I was never good at falling asleep right at bedtime. When I was younger, lying awake at night, I got pretty bored. I would press down on my eyelids with my fingers, and after a few seconds I would see bright spots and various geometrical shapes appear in my vision, even though my eyes were closed. It turns out that this pressure induced ‘light’ or ‘vision’, also known as ‘seeing stars’, are called phosphenes. Apparently, pressure on the eyes activates the retinal ganglion cells in a similar manner to the way light would activate them. Hallucinogenic drugs and electrical stimulation have also been shown to generate phosphenes. While this phenomena has been described for centuries, from the Greeks to Isaac Newton, phosphenes didn’t amount to anything more than a passing fancy until the 20th century, when they were put to use.
Generating visions in a person who has their eyes closed suggests that if the stimulation can be applied in a clever way (most likely not with hallucinogenic drugs), perhaps sight can be given to those who never had it, or restored to those who have lost it. Concerted efforts in electrical stimulation of phosphenes started in 1929, when Otfrid Foerster was able to induce visions by stimulating the brain. Other researchers continued similar work in the late 60s, when electrode implants in the eye were able to produce phosphenes in the blind. Since then, visual prosthetics have started to come under development, notably the Argus (Argus was a mythical greek giant with many eyes). The Argus uses a camera to send signals to a 60-electrode array implanted in the retina, bypassing damaged cells that caused blindness in the first place.
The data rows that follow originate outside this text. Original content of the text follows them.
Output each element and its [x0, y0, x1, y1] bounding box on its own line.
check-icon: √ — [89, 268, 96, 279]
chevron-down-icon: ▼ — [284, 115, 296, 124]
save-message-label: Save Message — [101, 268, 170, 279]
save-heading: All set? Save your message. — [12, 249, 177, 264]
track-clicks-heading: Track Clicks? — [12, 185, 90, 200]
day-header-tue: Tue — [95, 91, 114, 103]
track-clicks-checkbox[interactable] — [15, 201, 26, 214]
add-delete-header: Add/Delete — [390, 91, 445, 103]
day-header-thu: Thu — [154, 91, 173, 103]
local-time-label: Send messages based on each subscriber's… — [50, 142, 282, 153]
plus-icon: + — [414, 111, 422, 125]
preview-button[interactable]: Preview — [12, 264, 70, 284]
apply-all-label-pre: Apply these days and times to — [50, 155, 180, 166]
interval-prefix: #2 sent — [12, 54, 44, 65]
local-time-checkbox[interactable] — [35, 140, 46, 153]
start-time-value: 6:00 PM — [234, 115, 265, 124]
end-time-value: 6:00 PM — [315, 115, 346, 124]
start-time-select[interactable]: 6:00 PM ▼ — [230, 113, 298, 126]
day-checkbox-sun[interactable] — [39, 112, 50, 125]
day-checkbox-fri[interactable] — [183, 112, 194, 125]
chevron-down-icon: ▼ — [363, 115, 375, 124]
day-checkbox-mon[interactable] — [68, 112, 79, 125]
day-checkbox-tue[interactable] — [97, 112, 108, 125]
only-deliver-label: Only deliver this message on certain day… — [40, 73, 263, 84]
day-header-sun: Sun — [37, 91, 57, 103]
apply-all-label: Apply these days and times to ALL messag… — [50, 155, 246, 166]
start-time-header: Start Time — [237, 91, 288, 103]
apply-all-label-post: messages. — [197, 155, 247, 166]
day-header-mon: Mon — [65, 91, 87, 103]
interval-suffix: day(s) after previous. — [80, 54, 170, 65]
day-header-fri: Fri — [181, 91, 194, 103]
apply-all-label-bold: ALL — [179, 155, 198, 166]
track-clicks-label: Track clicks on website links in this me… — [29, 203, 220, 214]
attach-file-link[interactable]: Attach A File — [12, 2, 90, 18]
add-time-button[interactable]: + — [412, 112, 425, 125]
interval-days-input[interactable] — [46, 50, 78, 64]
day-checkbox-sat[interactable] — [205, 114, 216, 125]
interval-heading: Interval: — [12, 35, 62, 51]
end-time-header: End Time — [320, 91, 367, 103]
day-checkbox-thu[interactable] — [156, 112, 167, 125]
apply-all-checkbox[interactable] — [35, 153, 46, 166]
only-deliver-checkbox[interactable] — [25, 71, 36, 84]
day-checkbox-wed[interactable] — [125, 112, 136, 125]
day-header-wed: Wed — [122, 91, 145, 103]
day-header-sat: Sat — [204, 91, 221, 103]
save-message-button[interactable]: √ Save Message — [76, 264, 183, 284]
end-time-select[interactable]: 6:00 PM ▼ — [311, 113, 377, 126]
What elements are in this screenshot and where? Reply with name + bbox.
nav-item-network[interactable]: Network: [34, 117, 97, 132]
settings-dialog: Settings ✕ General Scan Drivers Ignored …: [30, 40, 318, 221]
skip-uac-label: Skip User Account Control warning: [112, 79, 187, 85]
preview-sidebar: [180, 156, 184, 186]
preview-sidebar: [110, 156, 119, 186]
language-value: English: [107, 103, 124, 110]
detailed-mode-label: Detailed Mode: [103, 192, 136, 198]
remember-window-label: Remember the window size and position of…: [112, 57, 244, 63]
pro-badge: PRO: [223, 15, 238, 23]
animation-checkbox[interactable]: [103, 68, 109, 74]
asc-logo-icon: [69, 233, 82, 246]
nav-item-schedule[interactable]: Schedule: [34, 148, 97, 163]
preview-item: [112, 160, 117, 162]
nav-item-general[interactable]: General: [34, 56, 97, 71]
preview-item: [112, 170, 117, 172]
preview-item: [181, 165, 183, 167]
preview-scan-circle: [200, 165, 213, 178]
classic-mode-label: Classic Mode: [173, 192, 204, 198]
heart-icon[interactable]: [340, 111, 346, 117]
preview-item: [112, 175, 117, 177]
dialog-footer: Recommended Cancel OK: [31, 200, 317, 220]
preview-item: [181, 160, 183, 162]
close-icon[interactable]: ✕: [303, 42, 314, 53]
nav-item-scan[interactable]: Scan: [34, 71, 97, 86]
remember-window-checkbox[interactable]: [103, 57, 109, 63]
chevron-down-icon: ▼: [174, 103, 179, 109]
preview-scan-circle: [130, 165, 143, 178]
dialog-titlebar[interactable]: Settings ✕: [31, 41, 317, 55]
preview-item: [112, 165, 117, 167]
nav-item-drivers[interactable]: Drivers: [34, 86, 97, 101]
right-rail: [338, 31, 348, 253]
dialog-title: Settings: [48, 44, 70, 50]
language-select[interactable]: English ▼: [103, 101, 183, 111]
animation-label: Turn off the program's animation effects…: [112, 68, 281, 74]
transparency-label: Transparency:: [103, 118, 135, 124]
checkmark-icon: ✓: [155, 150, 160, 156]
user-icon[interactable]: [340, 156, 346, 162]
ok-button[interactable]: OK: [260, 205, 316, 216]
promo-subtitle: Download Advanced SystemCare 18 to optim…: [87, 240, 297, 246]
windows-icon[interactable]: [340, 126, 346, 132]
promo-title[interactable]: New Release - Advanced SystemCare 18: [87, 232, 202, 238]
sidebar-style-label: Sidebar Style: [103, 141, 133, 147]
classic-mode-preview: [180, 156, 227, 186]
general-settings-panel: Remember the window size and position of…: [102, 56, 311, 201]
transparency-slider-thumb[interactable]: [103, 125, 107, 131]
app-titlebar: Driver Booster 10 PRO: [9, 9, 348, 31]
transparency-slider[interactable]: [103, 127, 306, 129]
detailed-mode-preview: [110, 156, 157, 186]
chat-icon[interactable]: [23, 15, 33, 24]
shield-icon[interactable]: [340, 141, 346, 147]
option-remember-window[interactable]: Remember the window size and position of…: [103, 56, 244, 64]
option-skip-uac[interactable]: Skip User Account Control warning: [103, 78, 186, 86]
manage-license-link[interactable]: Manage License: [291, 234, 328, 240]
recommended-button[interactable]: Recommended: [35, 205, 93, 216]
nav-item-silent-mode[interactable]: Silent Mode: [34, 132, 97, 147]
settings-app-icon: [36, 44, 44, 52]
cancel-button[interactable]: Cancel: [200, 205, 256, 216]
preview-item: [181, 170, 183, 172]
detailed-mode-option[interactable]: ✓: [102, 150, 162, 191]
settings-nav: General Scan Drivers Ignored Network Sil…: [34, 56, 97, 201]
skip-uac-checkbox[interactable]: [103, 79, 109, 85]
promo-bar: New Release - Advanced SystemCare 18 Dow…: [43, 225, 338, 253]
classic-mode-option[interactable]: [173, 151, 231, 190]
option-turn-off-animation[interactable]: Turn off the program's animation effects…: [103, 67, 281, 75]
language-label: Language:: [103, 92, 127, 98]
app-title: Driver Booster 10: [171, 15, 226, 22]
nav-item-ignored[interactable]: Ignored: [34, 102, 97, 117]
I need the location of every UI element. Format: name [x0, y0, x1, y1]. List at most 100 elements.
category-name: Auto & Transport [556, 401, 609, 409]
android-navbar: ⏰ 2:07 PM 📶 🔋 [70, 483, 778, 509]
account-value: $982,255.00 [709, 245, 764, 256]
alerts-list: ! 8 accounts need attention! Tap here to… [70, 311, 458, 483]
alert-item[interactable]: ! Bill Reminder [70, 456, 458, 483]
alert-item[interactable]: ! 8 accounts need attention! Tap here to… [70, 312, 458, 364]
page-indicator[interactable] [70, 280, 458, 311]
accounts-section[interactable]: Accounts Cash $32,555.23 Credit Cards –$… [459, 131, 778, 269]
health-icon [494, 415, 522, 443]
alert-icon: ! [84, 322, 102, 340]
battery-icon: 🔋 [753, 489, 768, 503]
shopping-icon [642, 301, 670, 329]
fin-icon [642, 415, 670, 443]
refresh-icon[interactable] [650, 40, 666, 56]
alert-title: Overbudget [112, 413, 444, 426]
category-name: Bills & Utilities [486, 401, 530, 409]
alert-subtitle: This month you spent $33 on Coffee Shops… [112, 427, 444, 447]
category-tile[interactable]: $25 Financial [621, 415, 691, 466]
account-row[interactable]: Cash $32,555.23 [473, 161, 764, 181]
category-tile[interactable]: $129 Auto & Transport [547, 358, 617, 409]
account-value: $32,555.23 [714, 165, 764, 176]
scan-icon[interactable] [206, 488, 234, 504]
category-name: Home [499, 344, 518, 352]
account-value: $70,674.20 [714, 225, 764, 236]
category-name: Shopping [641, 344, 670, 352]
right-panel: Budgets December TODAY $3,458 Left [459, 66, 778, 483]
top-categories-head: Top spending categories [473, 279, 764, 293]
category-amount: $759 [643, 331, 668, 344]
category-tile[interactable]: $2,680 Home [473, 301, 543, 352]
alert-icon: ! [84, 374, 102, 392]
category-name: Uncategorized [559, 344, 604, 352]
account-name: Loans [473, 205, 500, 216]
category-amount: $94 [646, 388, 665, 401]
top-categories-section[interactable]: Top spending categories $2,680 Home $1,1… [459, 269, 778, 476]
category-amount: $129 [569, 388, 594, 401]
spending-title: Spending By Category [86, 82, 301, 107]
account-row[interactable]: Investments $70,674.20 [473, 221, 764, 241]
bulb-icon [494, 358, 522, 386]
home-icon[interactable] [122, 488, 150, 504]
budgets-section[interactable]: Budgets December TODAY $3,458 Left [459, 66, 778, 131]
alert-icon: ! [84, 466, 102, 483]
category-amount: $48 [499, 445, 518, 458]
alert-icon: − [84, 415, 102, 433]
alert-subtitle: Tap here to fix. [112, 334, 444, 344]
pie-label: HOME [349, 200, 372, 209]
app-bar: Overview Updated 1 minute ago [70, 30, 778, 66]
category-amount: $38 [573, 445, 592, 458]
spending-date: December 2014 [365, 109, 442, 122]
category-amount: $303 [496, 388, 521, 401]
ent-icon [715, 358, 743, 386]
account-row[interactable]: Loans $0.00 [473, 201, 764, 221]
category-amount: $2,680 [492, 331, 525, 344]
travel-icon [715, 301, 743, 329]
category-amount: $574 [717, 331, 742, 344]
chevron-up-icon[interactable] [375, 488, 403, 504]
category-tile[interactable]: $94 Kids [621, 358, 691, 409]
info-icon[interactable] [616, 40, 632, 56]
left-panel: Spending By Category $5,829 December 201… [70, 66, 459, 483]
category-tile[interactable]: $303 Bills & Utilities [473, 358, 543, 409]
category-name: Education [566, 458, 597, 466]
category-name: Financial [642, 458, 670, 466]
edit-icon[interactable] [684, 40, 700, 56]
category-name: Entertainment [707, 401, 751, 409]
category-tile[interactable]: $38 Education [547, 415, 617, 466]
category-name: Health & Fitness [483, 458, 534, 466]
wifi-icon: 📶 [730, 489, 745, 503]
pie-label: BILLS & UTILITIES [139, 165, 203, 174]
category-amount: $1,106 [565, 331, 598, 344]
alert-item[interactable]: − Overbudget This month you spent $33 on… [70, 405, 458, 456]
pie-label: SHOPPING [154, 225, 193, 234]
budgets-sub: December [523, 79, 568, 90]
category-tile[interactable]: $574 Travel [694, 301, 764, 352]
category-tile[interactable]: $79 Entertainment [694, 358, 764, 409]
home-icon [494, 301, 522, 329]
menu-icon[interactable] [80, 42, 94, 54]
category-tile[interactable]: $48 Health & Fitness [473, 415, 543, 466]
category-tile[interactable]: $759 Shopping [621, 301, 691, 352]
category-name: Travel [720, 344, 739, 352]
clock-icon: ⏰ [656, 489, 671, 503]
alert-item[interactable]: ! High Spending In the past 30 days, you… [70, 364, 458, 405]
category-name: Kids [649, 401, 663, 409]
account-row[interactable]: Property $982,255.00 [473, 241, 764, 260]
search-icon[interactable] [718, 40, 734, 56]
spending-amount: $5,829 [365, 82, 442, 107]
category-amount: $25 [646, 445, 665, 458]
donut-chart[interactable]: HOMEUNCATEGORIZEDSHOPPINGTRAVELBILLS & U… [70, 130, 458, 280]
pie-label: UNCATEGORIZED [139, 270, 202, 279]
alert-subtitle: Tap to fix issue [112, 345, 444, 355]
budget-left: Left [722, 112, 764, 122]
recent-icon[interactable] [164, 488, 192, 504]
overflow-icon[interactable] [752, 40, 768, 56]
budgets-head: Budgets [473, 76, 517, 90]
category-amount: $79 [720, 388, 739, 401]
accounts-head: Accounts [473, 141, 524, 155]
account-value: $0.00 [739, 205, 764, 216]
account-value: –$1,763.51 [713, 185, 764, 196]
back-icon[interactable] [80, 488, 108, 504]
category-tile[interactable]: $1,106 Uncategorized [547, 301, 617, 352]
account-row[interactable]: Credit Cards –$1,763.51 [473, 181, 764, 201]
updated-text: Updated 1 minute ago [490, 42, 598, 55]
The Argus I, made by Second Sight, showed some (limited) promise in sight restoration. A study published in the journal Ophthalmology described that in one patient’s 10-year follow-up: “The test subject not only was able to perceive phosphenes, but also could perform visual tasks at rates well above chance.” Not a glowing endorsement (he completed tasks, such as finding a door or following a line, 33% of the time with the Argus I on, versus 0% to 17% with it off, respectively), but more than good enough to justify the second generation device, the Argus II, which performs much better and is FDA approved. Because these devices use phosphenes to make images, the patients see flashes of light in black and white instead of traditional images, so interpreting this new ‘sight’ can be difficult; mostly patients will see outlines of objects or areas of high contrast. Still, when the alternative is seeing nothing at all, it is a huge improvement.
Note: The author has no relationship with Second Sight, the company that develops the Argus II.